Barry Levine was a New York City doubledecker bus tour guide.  


I trained with Barry in 2006.  A group of tour guides-to-be practiced over the mic on a coach bus doing the Downtown Loop.  Barry intoned with a sheer Canarsie accent, “useda work in the gahment district, my ex-wife had a job at Bloomingdales for twenty yeahrs…"  Barry had a pushbroom mustache, wore a Gray Line ball cap, and spoke highly of the pastrami sandwiches at Adelman’s Deli on Kings Highway.

Barry did the Brooklyn Loop, and when Barry talked over the mic the passengers took a trip to Brooklyn whether they looked around or not.  As a doubledecker bus tour guide, Barry had the fortune to discover how to give back to his hometown.

The Brooklyn Loop crossed into a core part of Brooklyn off the Manhattan Bridge, downtown Jay Street to Schermerhorn at the Criminal Courts building and then a right back up Adams where at one side the Juroress atop Borough Hall is glimpsed and at the other the Marriott Hotel edifice; a left on Tillary at the Barry Levine-sized Post Office to a turn on Fulton past Cadman Plaza onward the base of the Brooklyn Bridge.  Passengers soon get a look at Fort Greene, along Vanderbilt Ave passing wood homes and Mayor Giuliani alma mater Bishop Loughlin High School plus the Gothic terracotta eikonography of Queen of All Saints Church, then a stop at the old Paramount Theater now the campus of Long Island University, where Barry informed passengers he once took classes. 

There was a time when the Brooklyn Loop was the best bid a Gray Line tour guide could get.  An hour and a half trip twice a day with a brisk tail-end loop back up the West Side Highway to Times Square, at least to point out the riverscape of New Jersey on the other side of the island.  A more inquisitive and roll-with-it crowd; the inspired daily street bustle of downtown without the skyscrapers or monuments of rabid tourist attraction; the fragrance of the Botanical Gardens along Washington Ave; the fragrance of quick-bite lunch joints across Willoughby Street.


From 2004 to just after the Bailout us tour guides had health benefits.  After the dismal 2011 union negotiations, I hope Barry was covered when he got sick.  Barry had a hard time getting up and down the stairs in the bus, a sinewy trap for anyone.  For some tour guides, the job was perfect if one enjoyed talking against but not to people.  Barry talked to with at over for and near but never against.  Like all tour guides off the bus he talked about himself, and once confided a provocative secret about himself to me in between afternoon Brooklyn Loops, Barry sitting and I standing downstairs in the idle doubledecker parked at South Street Seaport.  I divulged the secret to tour guide Norm, who in the heyday called himself Rockwell, but no one else... 
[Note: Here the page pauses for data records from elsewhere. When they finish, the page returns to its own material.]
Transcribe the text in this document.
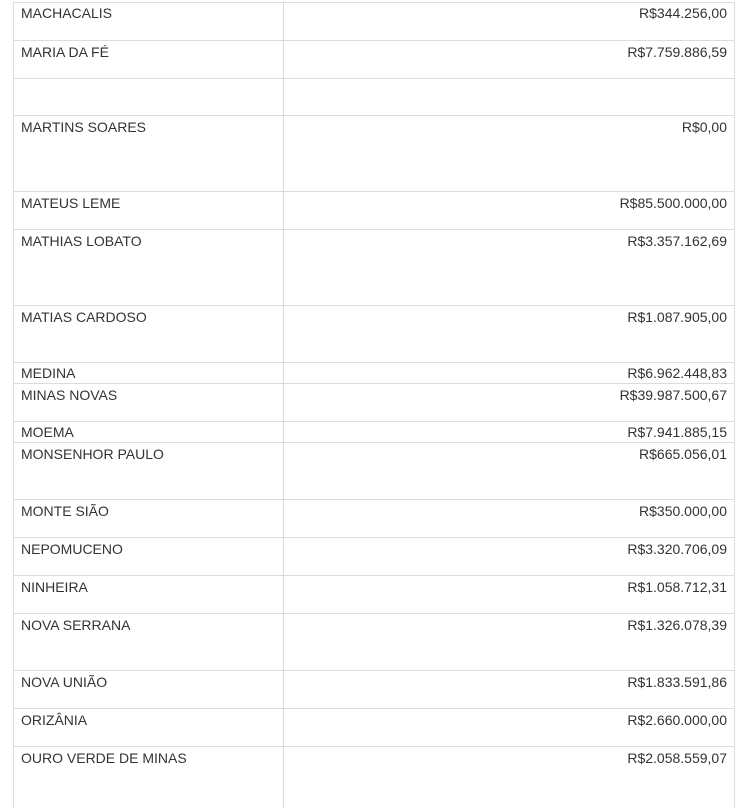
MACHACALIS	R$344.256,00
MARIA DA FÉ	R$7.759.886,59
MARTINS SOARES	R$0,00
MATEUS LEME	R$85.500.000,00
MATHIAS LOBATO	R$3.357.162,69
MATIAS CARDOSO	R$1.087.905,00
MEDINA	R$6.962.448,83
MINAS NOVAS	R$39.987.500,67
MOEMA	R$7.941.885,15
MONSENHOR PAULO	R$665.056,01
MONTE SIÃO	R$350.000,00
NEPOMUCENO	R$3.320.706,09
NINHEIRA	R$1.058.712,31
NOVA SERRANA	R$1.326.078,39
NOVA UNIÃO	R$1.833.591,86
ORIZÂNIA	R$2.660.000,00
OURO VERDE DE MINAS	R$2.058.559,07
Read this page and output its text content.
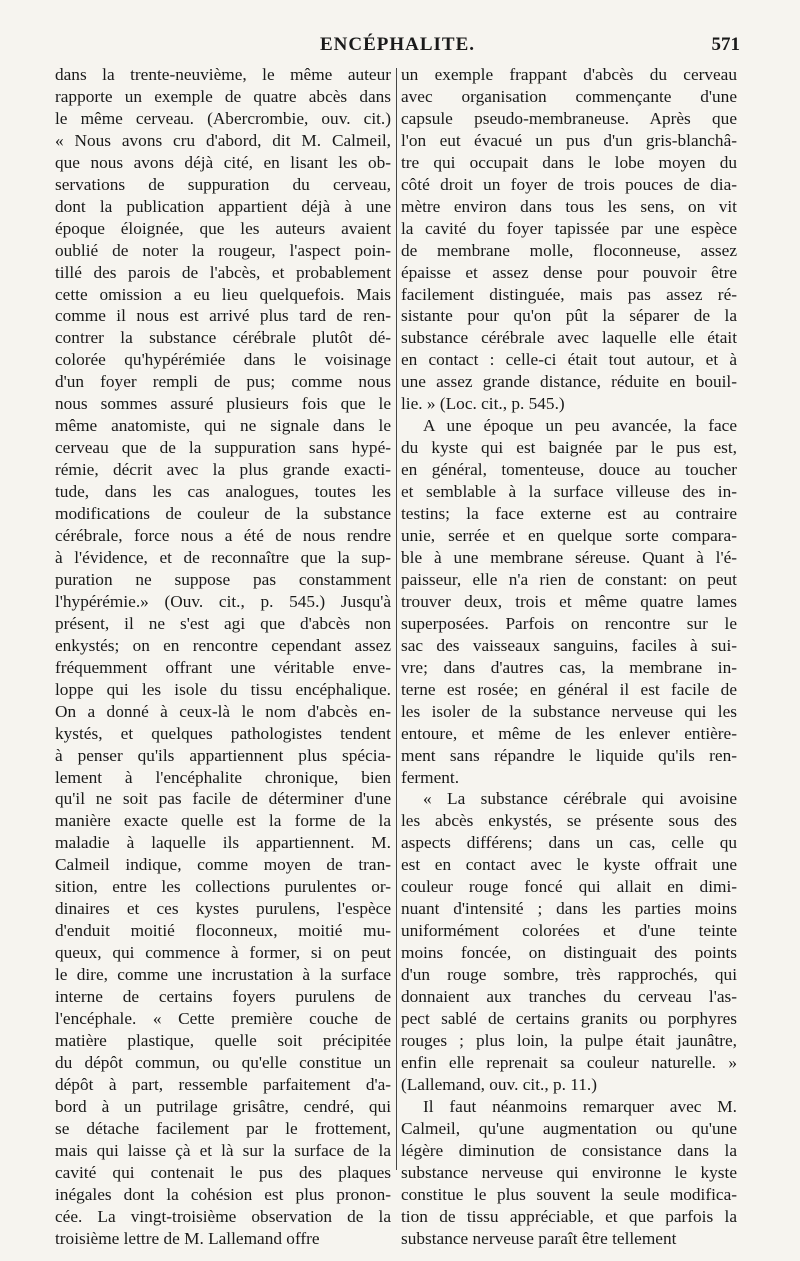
ENCÉPHALITE.	571
dans la trente-neuvième, le même auteur
rapporte un exemple de quatre abcès dans
le même cerveau. (Abercrombie, ouv. cit.)
« Nous avons cru d'abord, dit M. Calmeil,
que nous avons déjà cité, en lisant les ob-
servations de suppuration du cerveau,
dont la publication appartient déjà à une
époque éloignée, que les auteurs avaient
oublié de noter la rougeur, l'aspect poin-
tillé des parois de l'abcès, et probablement
cette omission a eu lieu quelquefois. Mais
comme il nous est arrivé plus tard de ren-
contrer la substance cérébrale plutôt dé-
colorée qu'hypérémiée dans le voisinage
d'un foyer rempli de pus; comme nous
nous sommes assuré plusieurs fois que le
même anatomiste, qui ne signale dans le
cerveau que de la suppuration sans hypé-
rémie, décrit avec la plus grande exacti-
tude, dans les cas analogues, toutes les
modifications de couleur de la substance
cérébrale, force nous a été de nous rendre
à l'évidence, et de reconnaître que la sup-
puration ne suppose pas constamment
l'hypérémie.» (Ouv. cit., p. 545.) Jusqu'à
présent, il ne s'est agi que d'abcès non
enkystés; on en rencontre cependant assez
fréquemment offrant une véritable enve-
loppe qui les isole du tissu encéphalique.
On a donné à ceux-là le nom d'abcès en-
kystés, et quelques pathologistes tendent
à penser qu'ils appartiennent plus spécia-
lement à l'encéphalite chronique, bien
qu'il ne soit pas facile de déterminer d'une
manière exacte quelle est la forme de la
maladie à laquelle ils appartiennent. M.
Calmeil indique, comme moyen de tran-
sition, entre les collections purulentes or-
dinaires et ces kystes purulens, l'espèce
d'enduit moitié floconneux, moitié mu-
queux, qui commence à former, si on peut
le dire, comme une incrustation à la surface
interne de certains foyers purulens de
l'encéphale. « Cette première couche de
matière plastique, quelle soit précipitée
du dépôt commun, ou qu'elle constitue un
dépôt à part, ressemble parfaitement d'a-
bord à un putrilage grisâtre, cendré, qui
se détache facilement par le frottement,
mais qui laisse çà et là sur la surface de la
cavité qui contenait le pus des plaques
inégales dont la cohésion est plus pronon-
cée. La vingt-troisième observation de la
troisième lettre de M. Lallemand offre
un exemple frappant d'abcès du cerveau
avec organisation commençante d'une
capsule pseudo-membraneuse. Après que
l'on eut évacué un pus d'un gris-blanchâ-
tre qui occupait dans le lobe moyen du
côté droit un foyer de trois pouces de dia-
mètre environ dans tous les sens, on vit
la cavité du foyer tapissée par une espèce
de membrane molle, floconneuse, assez
épaisse et assez dense pour pouvoir être
facilement distinguée, mais pas assez ré-
sistante pour qu'on pût la séparer de la
substance cérébrale avec laquelle elle était
en contact : celle-ci était tout autour, et à
une assez grande distance, réduite en bouil-
lie. » (Loc. cit., p. 545.)
A une époque un peu avancée, la face
du kyste qui est baignée par le pus est,
en général, tomenteuse, douce au toucher
et semblable à la surface villeuse des in-
testins; la face externe est au contraire
unie, serrée et en quelque sorte compara-
ble à une membrane séreuse. Quant à l'é-
paisseur, elle n'a rien de constant: on peut
trouver deux, trois et même quatre lames
superposées. Parfois on rencontre sur le
sac des vaisseaux sanguins, faciles à sui-
vre; dans d'autres cas, la membrane in-
terne est rosée; en général il est facile de
les isoler de la substance nerveuse qui les
entoure, et même de les enlever entière-
ment sans répandre le liquide qu'ils ren-
ferment.
« La substance cérébrale qui avoisine
les abcès enkystés, se présente sous des
aspects différens; dans un cas, celle qu
est en contact avec le kyste offrait une
couleur rouge foncé qui allait en dimi-
nuant d'intensité ; dans les parties moins
uniformément colorées et d'une teinte
moins foncée, on distinguait des points
d'un rouge sombre, très rapprochés, qui
donnaient aux tranches du cerveau l'as-
pect sablé de certains granits ou porphyres
rouges ; plus loin, la pulpe était jaunâtre,
enfin elle reprenait sa couleur naturelle. »
(Lallemand, ouv. cit., p. 11.)
Il faut néanmoins remarquer avec M.
Calmeil, qu'une augmentation ou qu'une
légère diminution de consistance dans la
substance nerveuse qui environne le kyste
constitue le plus souvent la seule modifica-
tion de tissu appréciable, et que parfois la
substance nerveuse paraît être tellement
I never took Barry’s tour.  I knew that tourists sometimes complained to the company about getting stuck with Barry as their tour guide.  What creeps.  Most tourists loved him.  And tour guide headquarters at 777 Eighth Ave loved him.  Barry hung around 777 when he could get there, and sat down at the table in front of the dispatch desk, while tour guides ate lunch and bitched about Brazilian tippers, and Barry continued his tour.  He took the L train back home to Canarsie, and was once captured in a New York Times photo:



The passing of Barry Levine last July damaged the ancient voice which speaks the future of New York City.  Brooklyn doubledecker bus tourists suffer.  So do us that knew the guy.